From: Inducing and exploiting vulnerabilities for the treatment of liver cancer
a, Representative images of γH2AX and SA-β-gal staining performed on formalin-fixed, paraffin-embedded or frozen sections from subcutaneous Huh7-tumour xenografts treated with vehicle, XL413, AZD8055 or combination of both for 12 days. b, Representative images of SA-β-gal staining performed on frozen sections from subcutaneous SK-Hep1-tumour xenografts treated either with vehicle or with XL413 for 21 days. c, Tumour-volume measurements in mice bearing Huh7- and MHCC97H-tumour xenografts, treated with vehicle, XL413, AZD8055 or a combination of both, at endpoint (12 days for Huh7 and 22 days for MHCC97H).

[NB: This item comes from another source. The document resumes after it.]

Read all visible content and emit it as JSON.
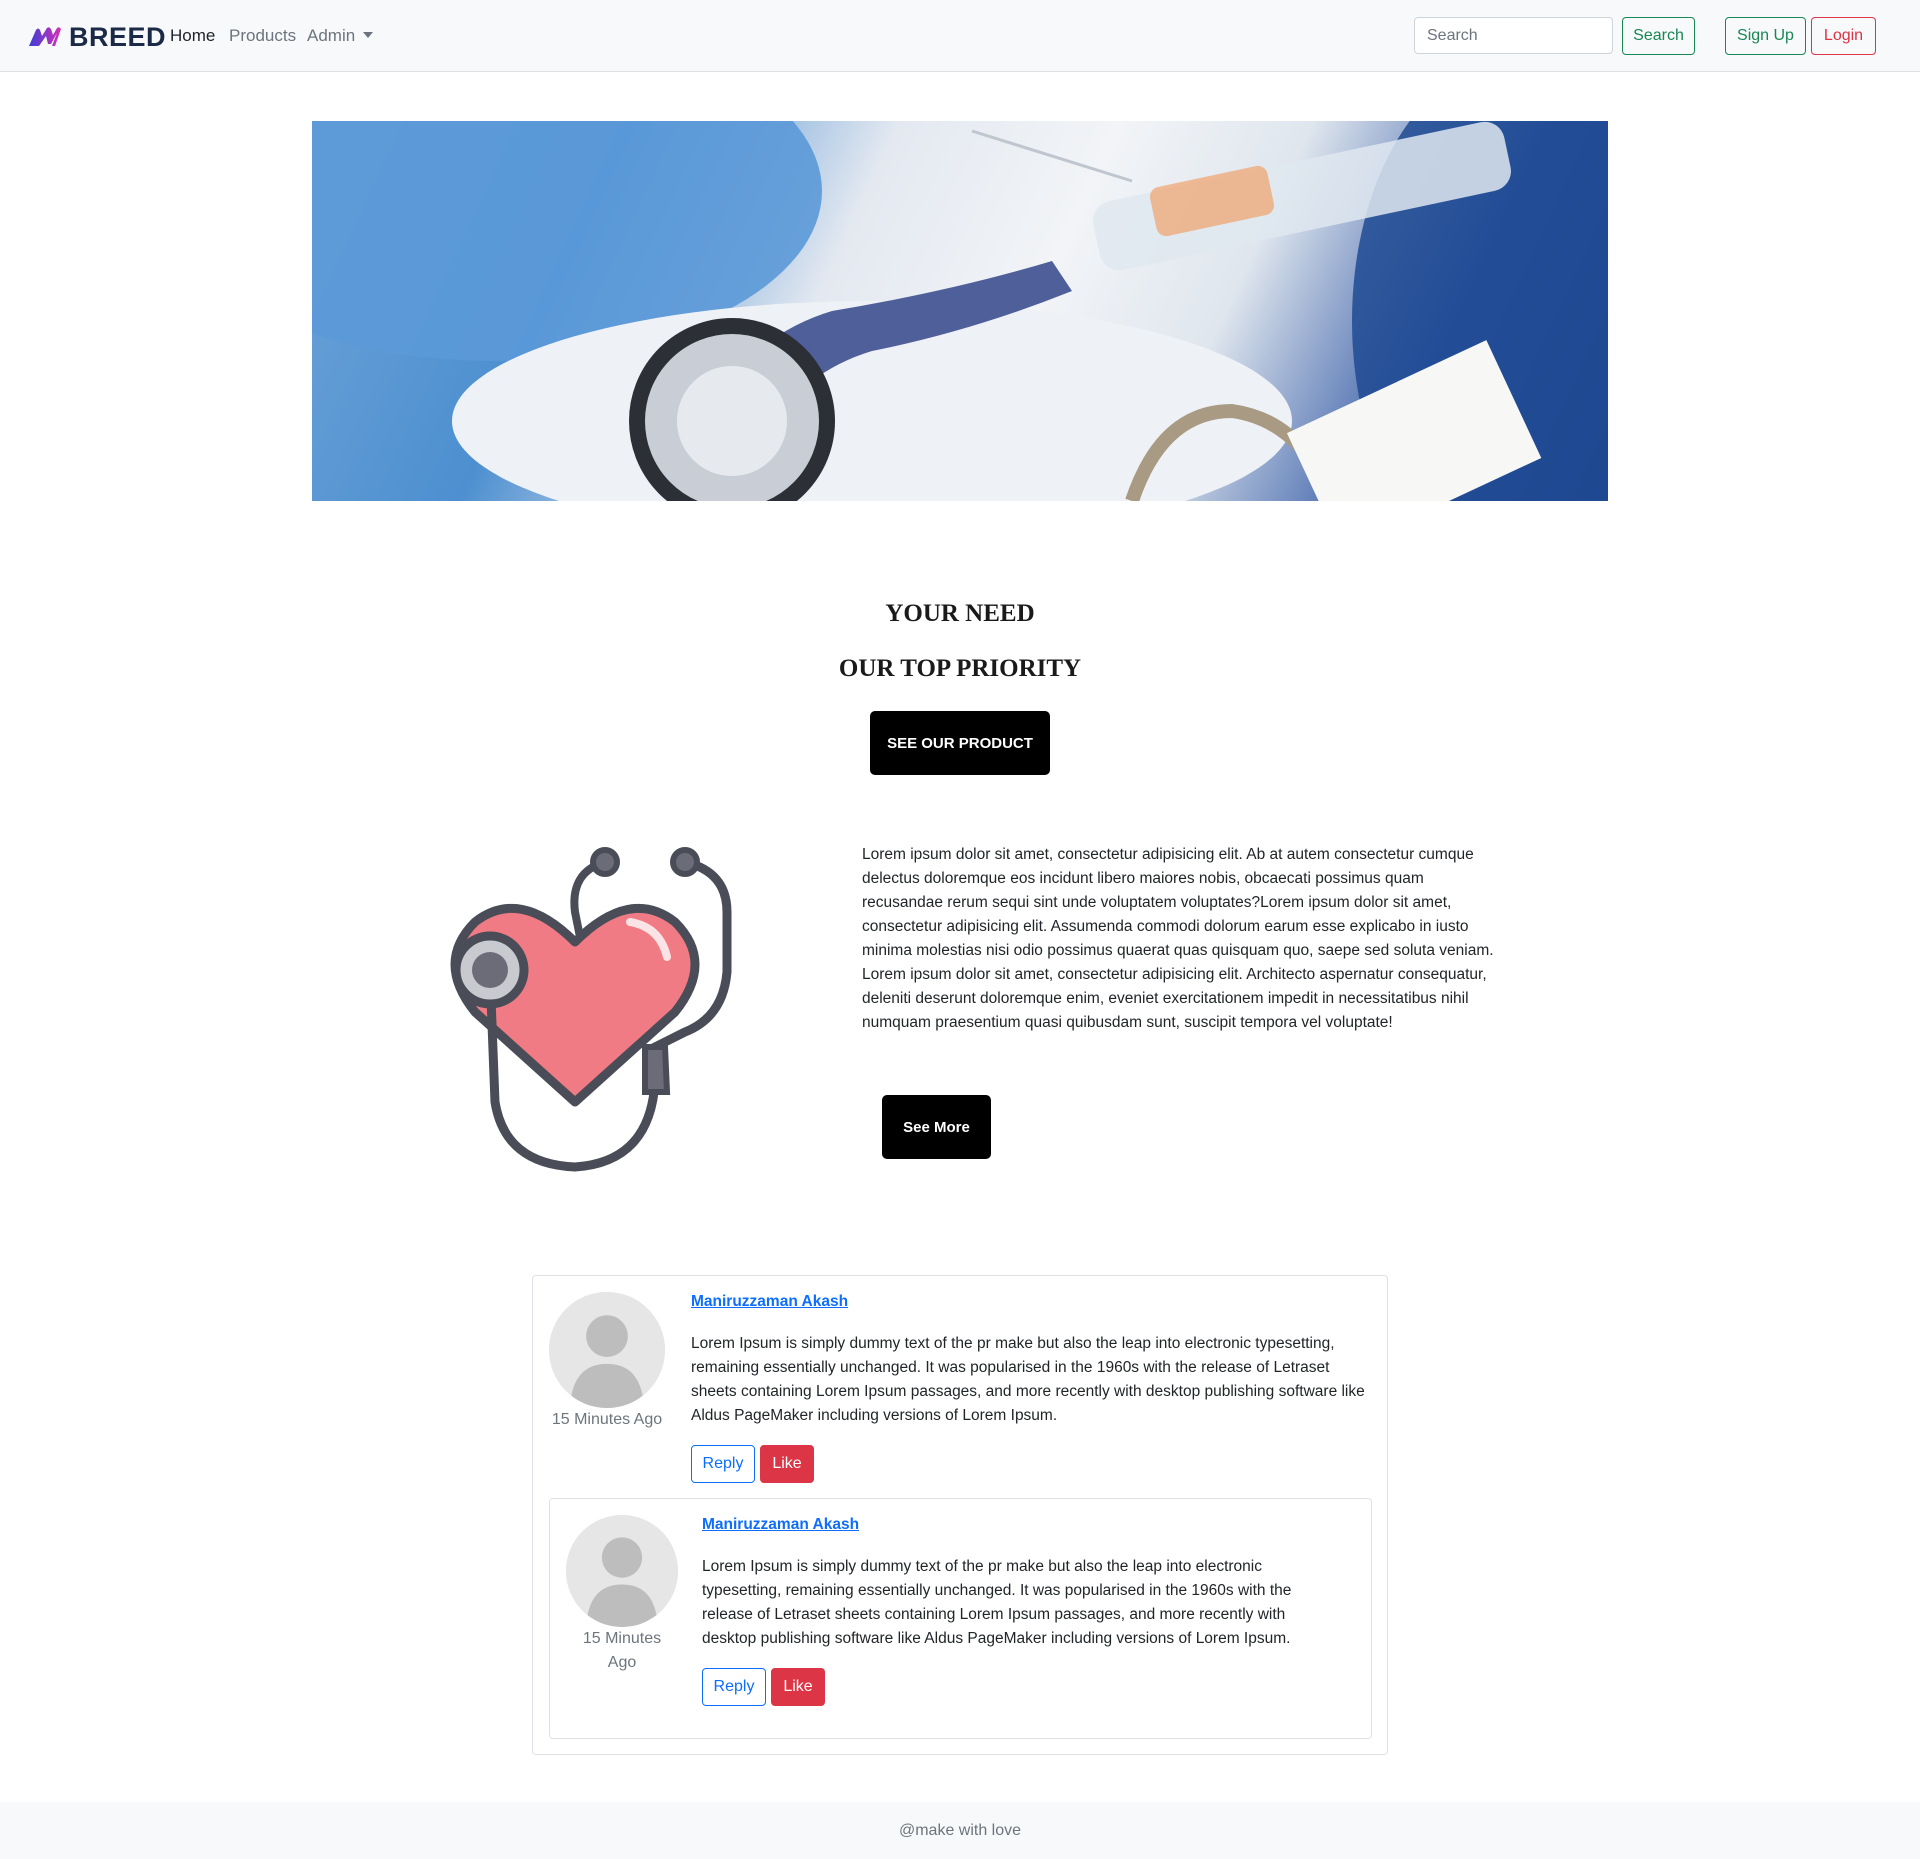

For sample sizes, see Fig. 4a. One mouse in the vehicle group and one mouse in the XL413 group were excluded from the analysis, because the maximum permitted tumour volumes (2,000 mm3) were reached in these mice before the endpoint of the trial. Graph shows mean ± s.e.m., analysed with two-sided unpaired Student’s t-test. d, e, Longitudinal progression of tumour volume in mice bearing Huh7 and MHCC97H tumours, treated with vehicle or sorafenib for 16 or 22 days; this revealed that sorafenib therapy has limited efficacy in these two xenograft models. Graph shows mean ± s.e.m. f, g, Representative images of haematoxylin and eosin (H & E), PCNA, cleaved caspase-3 and phosphorylated 4EBP1 staining performed on formalin-fixed, paraffin-embedded Huh7 and MHCC97H xenografts from mice killed after the last dose of vehicle, XL413, AZD8055 or a combination of both drugs. Data in a, b, f, g are representative of three independent biological experiments.